Scrolling out of the FOAM forest, a response to the article by Acquisito, et al., (Am J Emerg Med 2017. doi: 10.1016/j.ajem.2017.06.013) made her stop. Awad, et al., wrote that Dr. Acquisito's claim that FOAM contributed to push-dose pressor errors was purely anecdotal, without quantification of how many errors there were compared with how many times in total push-dose pressors were administered. (Am J Emerg Med 2017. doi: 10.1016/j.ajem.2017.08.006.)
There also was no quantification of actual use of FOAM resources by physicians involved in the errors. Awad, et al., made clear that anyone using FOAM would need methods of appraising FOAM resources, which were much like the methods of appraising traditional print publications. Dr. Goldilocks understood that what she found on FOAM required the same critical assessment, training, and practice she'd use for techniques described in print publications.”
It all fell into place as she read Dr. Acquisito's counter-response to Awad, et al. (Am J Emerg Med 2017. doi: 10.1016/j.ajem.2017.08.007.) Yes, their experience is anecdotal. Yes, push-dosing may be error-prone in acute situations because it lacks standardization. Maybe we should adopt push-dose pressors after more safety measures are in place. Maybe we should only use continuous dosing of pressors. Maybe, as is the classic conclusion of so many articles, “more studies are needed.” But the takeaway was that you need critical thinking to appraise the merits of any information, be it from FOAM or print publications.

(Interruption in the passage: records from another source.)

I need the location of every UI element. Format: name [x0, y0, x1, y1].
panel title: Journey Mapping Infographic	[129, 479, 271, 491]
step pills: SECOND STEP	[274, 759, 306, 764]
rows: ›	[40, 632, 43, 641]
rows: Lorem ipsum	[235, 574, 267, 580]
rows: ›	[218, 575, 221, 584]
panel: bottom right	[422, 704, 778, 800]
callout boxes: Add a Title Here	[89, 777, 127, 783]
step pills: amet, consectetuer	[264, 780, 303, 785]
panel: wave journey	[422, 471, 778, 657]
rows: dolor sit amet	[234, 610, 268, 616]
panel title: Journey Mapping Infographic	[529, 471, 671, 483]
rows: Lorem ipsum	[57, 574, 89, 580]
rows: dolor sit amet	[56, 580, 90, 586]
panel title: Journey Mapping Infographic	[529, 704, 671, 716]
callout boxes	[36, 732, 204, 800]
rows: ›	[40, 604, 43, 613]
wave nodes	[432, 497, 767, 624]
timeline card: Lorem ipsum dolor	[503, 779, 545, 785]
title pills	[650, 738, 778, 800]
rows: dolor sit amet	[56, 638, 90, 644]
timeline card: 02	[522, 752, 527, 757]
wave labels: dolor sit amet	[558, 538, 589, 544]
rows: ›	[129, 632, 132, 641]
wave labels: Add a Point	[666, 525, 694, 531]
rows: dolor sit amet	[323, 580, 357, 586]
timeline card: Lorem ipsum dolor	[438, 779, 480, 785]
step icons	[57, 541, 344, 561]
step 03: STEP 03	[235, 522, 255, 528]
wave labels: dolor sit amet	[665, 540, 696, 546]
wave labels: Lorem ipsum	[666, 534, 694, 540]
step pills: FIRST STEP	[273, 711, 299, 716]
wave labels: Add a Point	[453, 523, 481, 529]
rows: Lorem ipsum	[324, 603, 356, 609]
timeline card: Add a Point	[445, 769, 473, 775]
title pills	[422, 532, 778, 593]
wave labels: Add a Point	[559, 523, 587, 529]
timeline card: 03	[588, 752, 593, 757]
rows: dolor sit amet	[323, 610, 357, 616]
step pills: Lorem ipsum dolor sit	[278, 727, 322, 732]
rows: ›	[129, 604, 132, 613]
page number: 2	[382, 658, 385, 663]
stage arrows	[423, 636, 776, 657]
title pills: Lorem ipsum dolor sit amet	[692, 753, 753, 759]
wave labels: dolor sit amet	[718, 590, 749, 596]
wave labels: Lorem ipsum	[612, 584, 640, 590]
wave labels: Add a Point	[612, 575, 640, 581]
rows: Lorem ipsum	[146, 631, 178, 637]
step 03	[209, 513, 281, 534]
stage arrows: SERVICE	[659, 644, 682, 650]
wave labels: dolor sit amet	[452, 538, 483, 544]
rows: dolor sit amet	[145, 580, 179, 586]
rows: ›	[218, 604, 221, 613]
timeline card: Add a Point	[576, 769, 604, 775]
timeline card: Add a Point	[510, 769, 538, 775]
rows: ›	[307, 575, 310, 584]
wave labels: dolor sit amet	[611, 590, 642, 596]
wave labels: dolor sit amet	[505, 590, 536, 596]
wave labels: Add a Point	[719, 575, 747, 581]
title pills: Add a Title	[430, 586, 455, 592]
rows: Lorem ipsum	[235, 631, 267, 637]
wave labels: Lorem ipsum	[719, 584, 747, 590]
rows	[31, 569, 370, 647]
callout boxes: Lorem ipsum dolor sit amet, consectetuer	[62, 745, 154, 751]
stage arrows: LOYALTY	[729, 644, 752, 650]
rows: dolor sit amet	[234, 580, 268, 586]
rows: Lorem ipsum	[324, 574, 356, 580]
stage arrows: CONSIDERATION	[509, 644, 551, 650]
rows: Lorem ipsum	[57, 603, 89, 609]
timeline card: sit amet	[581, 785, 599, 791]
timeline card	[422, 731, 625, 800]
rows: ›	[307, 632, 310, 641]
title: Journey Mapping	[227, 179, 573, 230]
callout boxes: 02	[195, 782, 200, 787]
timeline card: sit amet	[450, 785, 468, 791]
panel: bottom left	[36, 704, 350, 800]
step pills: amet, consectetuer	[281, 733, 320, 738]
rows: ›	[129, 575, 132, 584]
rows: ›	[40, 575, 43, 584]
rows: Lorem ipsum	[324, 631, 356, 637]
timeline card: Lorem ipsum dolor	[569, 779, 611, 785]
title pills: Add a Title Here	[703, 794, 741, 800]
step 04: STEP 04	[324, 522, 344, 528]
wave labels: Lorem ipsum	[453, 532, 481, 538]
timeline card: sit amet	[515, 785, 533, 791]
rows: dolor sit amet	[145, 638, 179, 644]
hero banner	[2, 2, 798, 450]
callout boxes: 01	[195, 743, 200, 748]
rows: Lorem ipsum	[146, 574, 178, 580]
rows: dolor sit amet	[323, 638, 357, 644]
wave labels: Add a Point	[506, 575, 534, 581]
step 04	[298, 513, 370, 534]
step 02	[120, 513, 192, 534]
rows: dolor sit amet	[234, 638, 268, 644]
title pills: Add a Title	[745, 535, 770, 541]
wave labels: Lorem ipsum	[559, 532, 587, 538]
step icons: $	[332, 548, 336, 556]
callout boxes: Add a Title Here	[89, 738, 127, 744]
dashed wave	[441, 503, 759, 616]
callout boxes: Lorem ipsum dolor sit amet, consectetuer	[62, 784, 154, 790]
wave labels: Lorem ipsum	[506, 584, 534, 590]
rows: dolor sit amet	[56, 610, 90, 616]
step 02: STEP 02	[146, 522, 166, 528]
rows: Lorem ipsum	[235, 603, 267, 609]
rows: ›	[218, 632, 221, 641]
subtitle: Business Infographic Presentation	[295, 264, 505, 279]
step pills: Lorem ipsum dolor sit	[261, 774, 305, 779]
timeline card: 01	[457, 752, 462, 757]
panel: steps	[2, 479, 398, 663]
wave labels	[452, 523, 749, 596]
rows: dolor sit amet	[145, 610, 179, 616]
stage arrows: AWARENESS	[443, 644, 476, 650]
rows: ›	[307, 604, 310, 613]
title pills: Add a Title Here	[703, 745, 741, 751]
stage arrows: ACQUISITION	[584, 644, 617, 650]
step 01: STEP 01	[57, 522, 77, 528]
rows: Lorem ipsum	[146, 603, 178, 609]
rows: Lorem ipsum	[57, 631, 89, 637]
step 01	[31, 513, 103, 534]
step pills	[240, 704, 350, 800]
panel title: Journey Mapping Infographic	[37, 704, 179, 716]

In this age where ideas and research new to EM are instantly transferred to all of us, the potential to enhance patient care is right here online if we use it wisely. Stop. Listen. Research. Be critical. Decide if it works for your setting. Never take anything on faith or change medical practice based on tweets or podcasts. She knew that following FOAM plus doing her homework would let her adopt new practices not too fast or too slowly but at a pace that was just right. From that night on, Dr. Goldilocks used FOAM wisely, and she lived happily ever after. The end.